Die Katastrophenstimmung aus den Börsensälen beginnt zu weichen. Noch ist allerdings nicht sicher, ob die Stabilisierung der Aktien- und Rentenkurse nur eine „technische Reaktion“ auf die vorangegangenen Kursverluste darstellt, oder ob sich allmählich eine zuversichtlichere Grundstimmung durchsetzt. Die Kursschwankungen deuten vorerst auf Unsicherheit in der Zukunftsbeurteilung hin. Als ziemlich sicher kann allerdings angenommen werden, daß die Bundesbank an einem weiteren Zinsauftrieb nicht interessiert ist, aber auch nicht an einer nennenswerten Zinssenkung.
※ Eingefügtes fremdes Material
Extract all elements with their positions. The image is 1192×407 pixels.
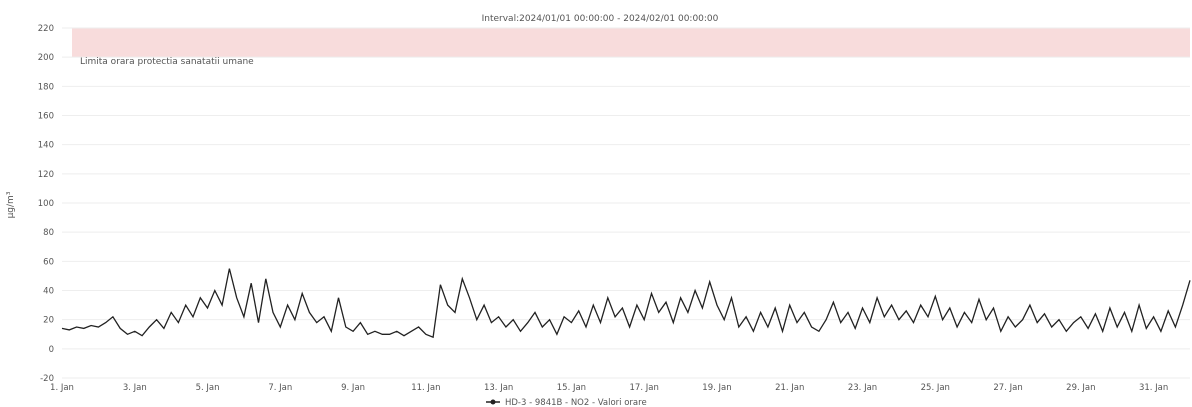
y-tick-label: 160	[38, 112, 54, 122]
x-tick-label: 27. Jan	[993, 383, 1022, 393]
x-tick-label: 9. Jan	[341, 383, 365, 393]
x-tick-label: 13. Jan	[484, 383, 513, 393]
legend-marker	[490, 399, 496, 405]
x-tick-label: 29. Jan	[1066, 383, 1095, 393]
legend-label: HD-3 - 9841B - NO2 - Valori orare	[505, 398, 647, 407]
x-tick-label: 23. Jan	[848, 383, 877, 393]
y-tick-label: 120	[38, 170, 54, 180]
x-tick-label: 5. Jan	[196, 383, 220, 393]
y-tick-label: -20	[40, 374, 54, 384]
y-tick-label: 80	[43, 228, 54, 238]
x-tick-label: 31. Jan	[1139, 383, 1168, 393]
x-tick-label: 21. Jan	[775, 383, 804, 393]
x-tick-label: 1. Jan	[50, 383, 74, 393]
band-label: Limita orara protectia sanatatii umane	[80, 57, 254, 67]
x-tick-label: 3. Jan	[123, 383, 147, 393]
y-tick-label: 40	[43, 287, 54, 297]
series-line-no2	[61, 268, 1191, 339]
x-tick-label: 15. Jan	[557, 383, 586, 393]
y-tick-label: 200	[38, 53, 54, 63]
y-tick-label: 140	[38, 141, 54, 151]
x-tick-label: 17. Jan	[630, 383, 659, 393]
y-tick-label: 0	[49, 345, 54, 355]
chart-title: Interval:2024/01/01 00:00:00 - 2024/02/0…	[482, 14, 719, 24]
y-axis-label: µg/m³	[6, 191, 16, 218]
x-tick-label: 25. Jan	[921, 383, 950, 393]
y-tick-label: 100	[38, 199, 54, 209]
y-tick-label: 180	[38, 82, 54, 92]
x-tick-label: 7. Jan	[268, 383, 292, 393]
limit-band	[72, 28, 1190, 58]
y-tick-label: 60	[43, 257, 54, 267]
y-tick-label: 220	[38, 24, 54, 34]
legend[interactable]: HD-3 - 9841B - NO2 - Valori orare	[486, 398, 647, 407]
x-tick-label: 19. Jan	[702, 383, 731, 393]
x-tick-label: 11. Jan	[411, 383, 440, 393]
y-tick-label: 20	[43, 316, 54, 326]
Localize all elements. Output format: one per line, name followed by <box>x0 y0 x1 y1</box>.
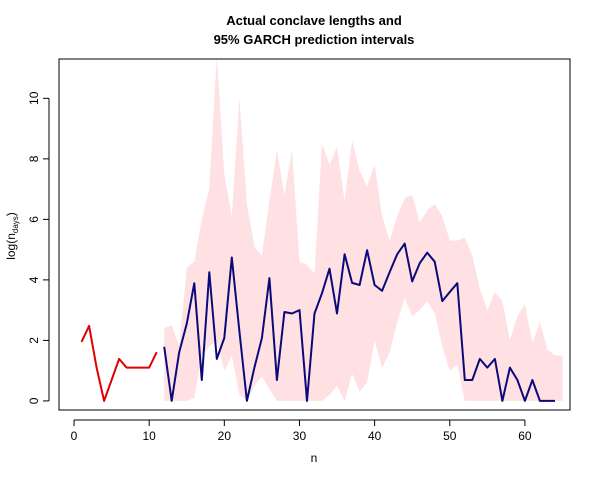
y-axis-label-main: log(n <box>4 233 18 260</box>
chart-title-line1: Actual conclave lengths and <box>226 13 402 28</box>
y-axis-label: log(ndays) <box>4 212 20 260</box>
prediction-interval-band-layer <box>164 56 563 401</box>
x-tick-label: 60 <box>518 429 532 443</box>
y-axis: 0 2 4 6 8 10 <box>27 91 50 404</box>
plot-frame <box>58 58 571 411</box>
series-lines-layer <box>80 242 555 402</box>
y-tick-label: 4 <box>27 276 41 283</box>
y-axis-label-close: ) <box>4 212 18 216</box>
y-tick-label: 0 <box>27 397 41 404</box>
x-tick-label: 20 <box>218 429 232 443</box>
chart-title-line2: 95% GARCH prediction intervals <box>214 32 415 47</box>
x-axis: 0 10 20 30 40 50 60 <box>71 419 532 443</box>
x-tick-label: 40 <box>368 429 382 443</box>
y-tick-label: 10 <box>27 91 41 105</box>
y-axis-label-subscript: days <box>11 216 20 233</box>
x-axis-label: n <box>311 451 318 465</box>
y-tick-label: 2 <box>27 337 41 344</box>
predicted-series-line <box>163 242 555 402</box>
x-tick-label: 30 <box>293 429 307 443</box>
x-tick-label: 10 <box>142 429 156 443</box>
y-tick-label: 8 <box>27 155 41 162</box>
x-tick-label: 50 <box>443 429 457 443</box>
y-tick-label: 6 <box>27 216 41 223</box>
actual-series-line <box>80 324 158 402</box>
svg-text:log(ndays): log(ndays) <box>4 212 20 260</box>
x-tick-label: 0 <box>71 429 78 443</box>
prediction-interval-band <box>164 56 563 401</box>
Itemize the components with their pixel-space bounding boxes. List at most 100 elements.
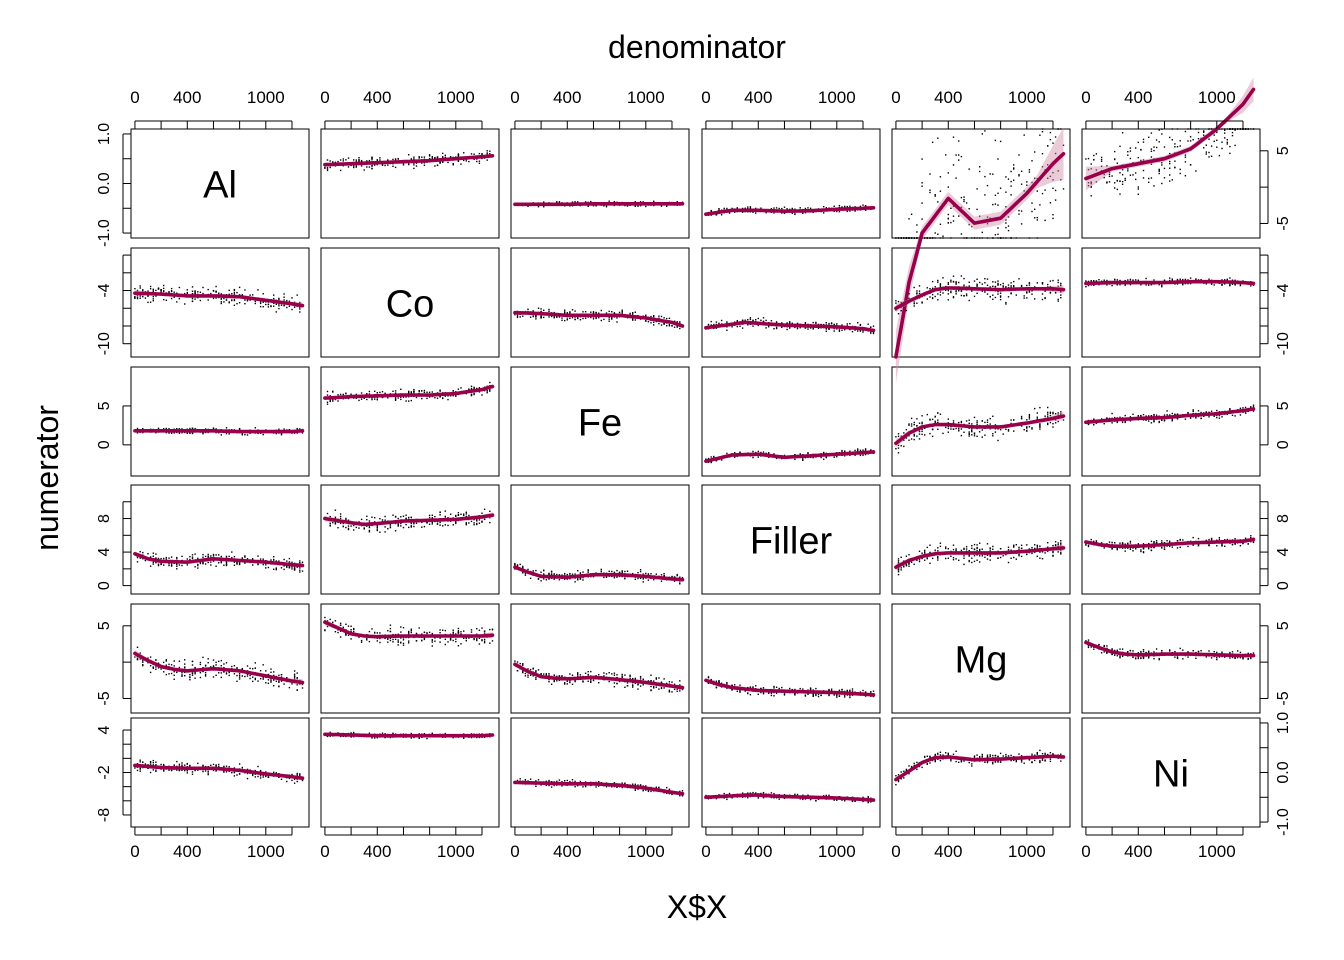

Für eine derartige „Konjunkturbelebung“ gibt es wegen der hohen Tarifabschlüsse keinen Anlaß. Da nun einmal zwischen Zinsbewegung und Aktientendenz ein Zusammenhang besteht, wäre es verfehlt, auf eine nachhaltige Kurserholung zum gegenwärtigen Zeitpunkt zu hoffen.

Auf der anderen Seite will die Börse gewisse positive Faktoren nicht mehr länger ignorieren. Das Ölproblem wird neuerdings wesentlich nüchterner beurteilt als noch vor einigen. Wochen, die Arbeitslosenzahl hat nicht das befürchtete Ausmaß angenommen, und die positiven Berichte von Bayer und Thyssen zeigen deutlich, daß es in der Wirtschaft – von einigen notleidenden Zweigen abgesehen – keineswegs so schlecht aussieht, wie es der Verfall der Börsenkurse vermuten läßt. Natürlich würde man zuversichtlicher in die Zukunft sehen, wenn es nicht die Vermögensbildungspläne der Bundesregierung gäbe, die – träten sie in Kraft – bei Thyssen beispielsweise eine Dividendenhalbierung zur Folge haben müßten.

Auf die bevorstehenden Dividendensenkungen, der Bayerischen Hypotheken- und Wechsel-Bank und der Bayerischen Vereinsbank haben die Kurse der Bankaktien nur vorübergehend reagiert. Schon bald kam es bei ihnen wieder zu einer kräftigen Kurserholung, obwohl es im Kreditgewerbe keine Anzeichen für eine Ertragsbesserung gibt. Deshalb ist die Gefahr, daß für 1974 auch andere. Institute ihre Ausschüttung zurücknehmen müssen, nicht von der Hand zu weisen, K. W.